Weird Wednesday: Leaving Twitter

Well that didn’t last long. Twitter was fun, but enabled too much of the snarkier, ruder side of my personality, and exposed me (even with the world’s most aggressive blocking approach) to more negative news than is probably good for me. After being seeing how rude I had gotten in my comments on another person’s WordPress site, I decided to deactivate my twitter account, to reduce the dopamine hits I’ve been getting from my own snark, and see if that helps. I’ve been neglecting my own WordPress site, so will try to focus more attention on that, and generally do my best to mind my own business.

Weird Wednesday: Why Movie Dialogue is So Often Unintelligible

https://www.slashfilm.com/673162/heres-why-movie-dialogue-has-gotten-more-difficult-to-understand-and-three-ways-to-fix-it/

I sympathize with most of what they’re talking about, but I disapprove of their attempt to throw Frank Herbert’s world-building under the bus for Dune Part 1’s dialogue issues. That’s really on the actors. The easiest characters for me to understand in terms of dialogue in that movie were Duke Leto (Oscar Isaac, some stage experience plus prior sci-fi experience plus voice-acting experience) and Chani (Zendaya, singing experience, by extension at least some stage experience, also some sci-fi experience). The hardest to understand were Paul (Timothee Chalamet, practitioner of the Meisner technique, which values improvisation, emotions and “authenticity” above wording), Lady Jessica (Rebecca Ferguson, ESL speaker), and Stilgar (Javier Bardem, ESL speaker).

Weird Wednesday: Why is It Furry?

I generally like Moleskine notebooks. I don’t have any good reason for it. They feel right in the hand (do you know that bit in Princess Bride, the book, about a sword’s balance? Like that). The fancy limited editions make easier for me to keep tabs on where particular ideas might be: alot of the early concept work for Star Master is in the yellowish orange Gundam notebook, my initial reactions to seeing Orgoglio e Preguidizio for the first time are in the green and beige Oz notebook, but also some of them were later transcribed to the blue 007 notebook, which also houses an awful lot of fantasy mystery brainstorming, and so on. I’ve even found a velvet-covered one at a price I could live with.
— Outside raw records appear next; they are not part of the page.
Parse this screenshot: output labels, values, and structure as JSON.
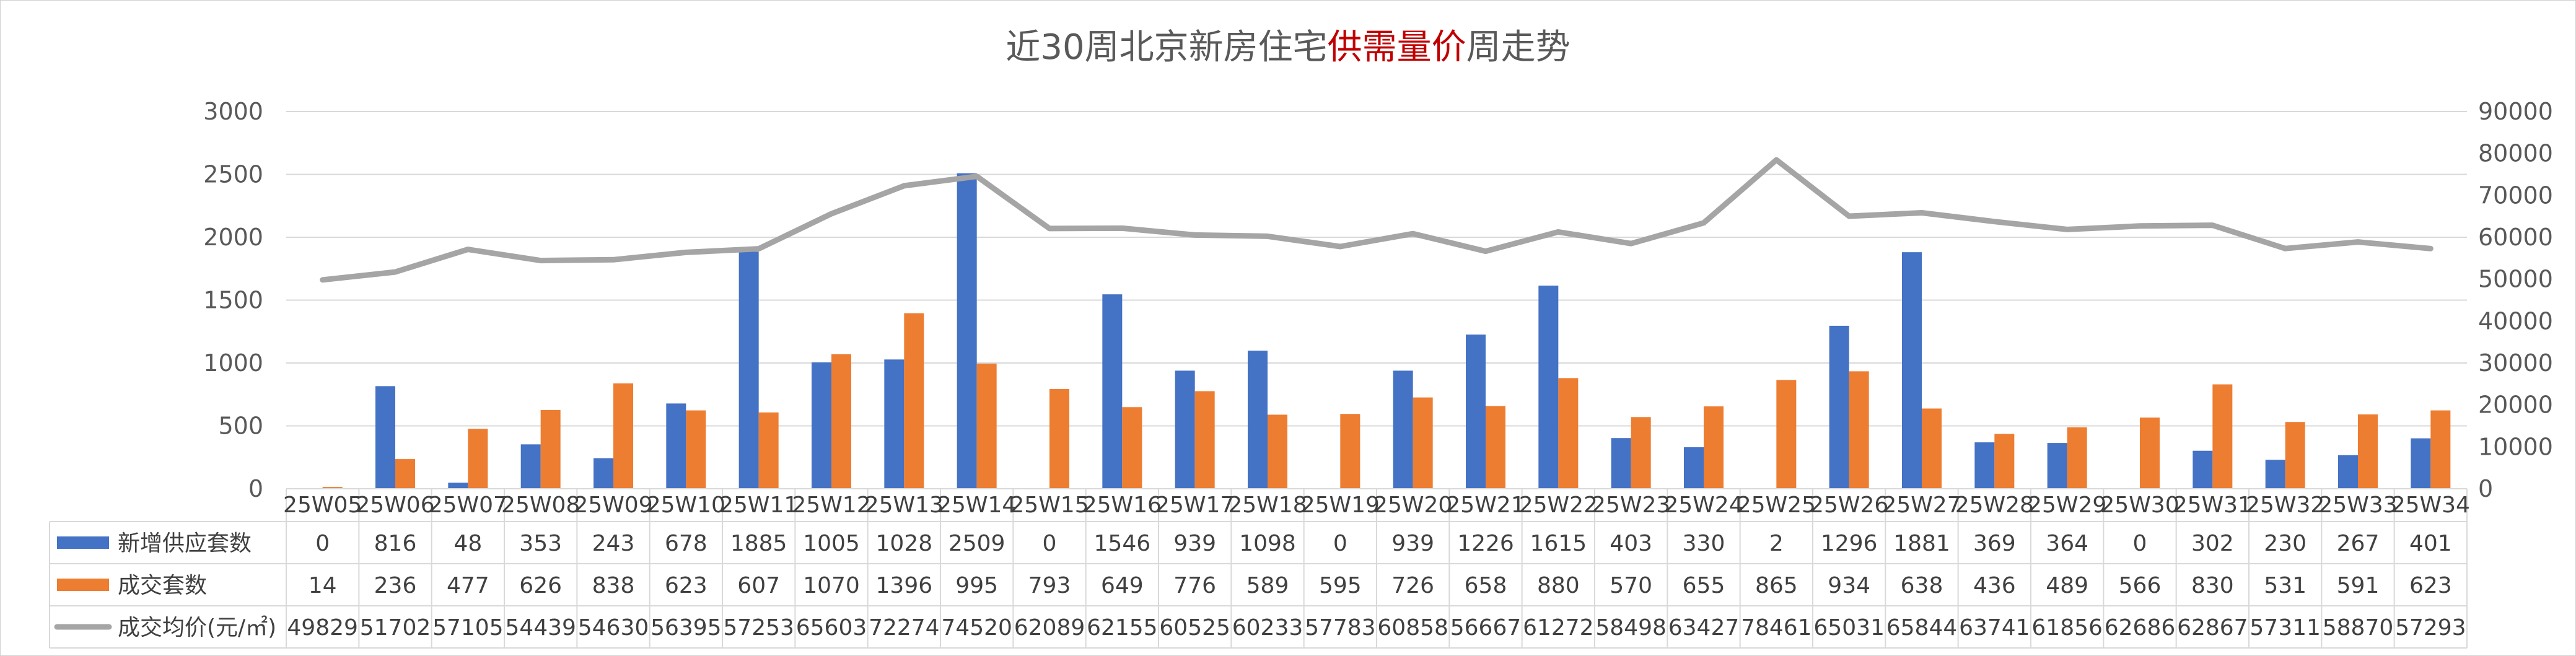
{
  "chart_data": {
    "type": "bar",
    "title_parts": {
      "prefix": "近30周北京新房住宅",
      "highlight": "供需量价",
      "suffix": "周走势"
    },
    "categories": [
      "25W05",
      "25W06",
      "25W07",
      "25W08",
      "25W09",
      "25W10",
      "25W11",
      "25W12",
      "25W13",
      "25W14",
      "25W15",
      "25W16",
      "25W17",
      "25W18",
      "25W19",
      "25W20",
      "25W21",
      "25W22",
      "25W23",
      "25W24",
      "25W25",
      "25W26",
      "25W27",
      "25W28",
      "25W29",
      "25W30",
      "25W31",
      "25W32",
      "25W33",
      "25W34"
    ],
    "y_left": {
      "min": 0,
      "max": 3000,
      "ticks": [
        0,
        500,
        1000,
        1500,
        2000,
        2500,
        3000
      ]
    },
    "y_right": {
      "min": 0,
      "max": 90000,
      "ticks": [
        0,
        10000,
        20000,
        30000,
        40000,
        50000,
        60000,
        70000,
        80000,
        90000
      ]
    },
    "grid": true,
    "legend": "data-table",
    "series": [
      {
        "name": "新增供应套数",
        "kind": "bar",
        "axis": "left",
        "color": "#4472c4",
        "values": [
          0,
          816,
          48,
          353,
          243,
          678,
          1885,
          1005,
          1028,
          2509,
          0,
          1546,
          939,
          1098,
          0,
          939,
          1226,
          1615,
          403,
          330,
          2,
          1296,
          1881,
          369,
          364,
          0,
          302,
          230,
          267,
          401
        ]
      },
      {
        "name": "成交套数",
        "kind": "bar",
        "axis": "left",
        "color": "#ed7d31",
        "values": [
          14,
          236,
          477,
          626,
          838,
          623,
          607,
          1070,
          1396,
          995,
          793,
          649,
          776,
          589,
          595,
          726,
          658,
          880,
          570,
          655,
          865,
          934,
          638,
          436,
          489,
          566,
          830,
          531,
          591,
          623
        ]
      },
      {
        "name": "成交均价(元/㎡)",
        "kind": "line",
        "axis": "right",
        "color": "#a5a5a5",
        "values": [
          49829,
          51702,
          57105,
          54439,
          54630,
          56395,
          57253,
          65603,
          72274,
          74520,
          62089,
          62155,
          60525,
          60233,
          57783,
          60858,
          56667,
          61272,
          58498,
          63427,
          78461,
          65031,
          65844,
          63741,
          61856,
          62686,
          62867,
          57311,
          58870,
          57293
        ]
      }
    ]
  }
}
Even so, I find myself asking, why is there a furry moleskine? And why is it sold out?

Weird Wednesday: Poohs and Prejudice

Okay, that might have been a overly click-baity way of talking about the fact that A. A. Milne (author of Winnie-the-Pooh), once adapted Jane Austen’s Pride and Prejudice for the stage. The BBC broadcast a radio version in 1967, with Derek Jacobi voicing Darcy. Surviving copies of the play in book-form will set you back a few hundred dollars, but you can listen to the radio adaptation for free.

Weird Science Wednesday: Benedictine Sisters Demonstrate Hydroelectric Power in the Congolese City of Miti

If you have the water and the technology, it’s hard to beat hydroelectricity as a source of power. African-born Sister Alphonsine Ciza, who had studied mechanical engineering, teamed up with the rest of her convent, the Benedictine Sisters of Agnes, and built a small hydroelectric dam to power their facility in Miti. The Democratic Republic of Congo suffers from rolling blackouts, and relying on hydroelectricity allows the sisters to teach computing programming on actual screens instead of just showing their students the underlying principles in a textbook.

I don’t have a lot of use for the National Catholic Register in general, but I liked this article, which links back to the original Reuters account, complete with pictures of Sister Alphonsine, and also to information a similar hydroelectric plant built about thirty years prior by Benedictine monks in Tanzania.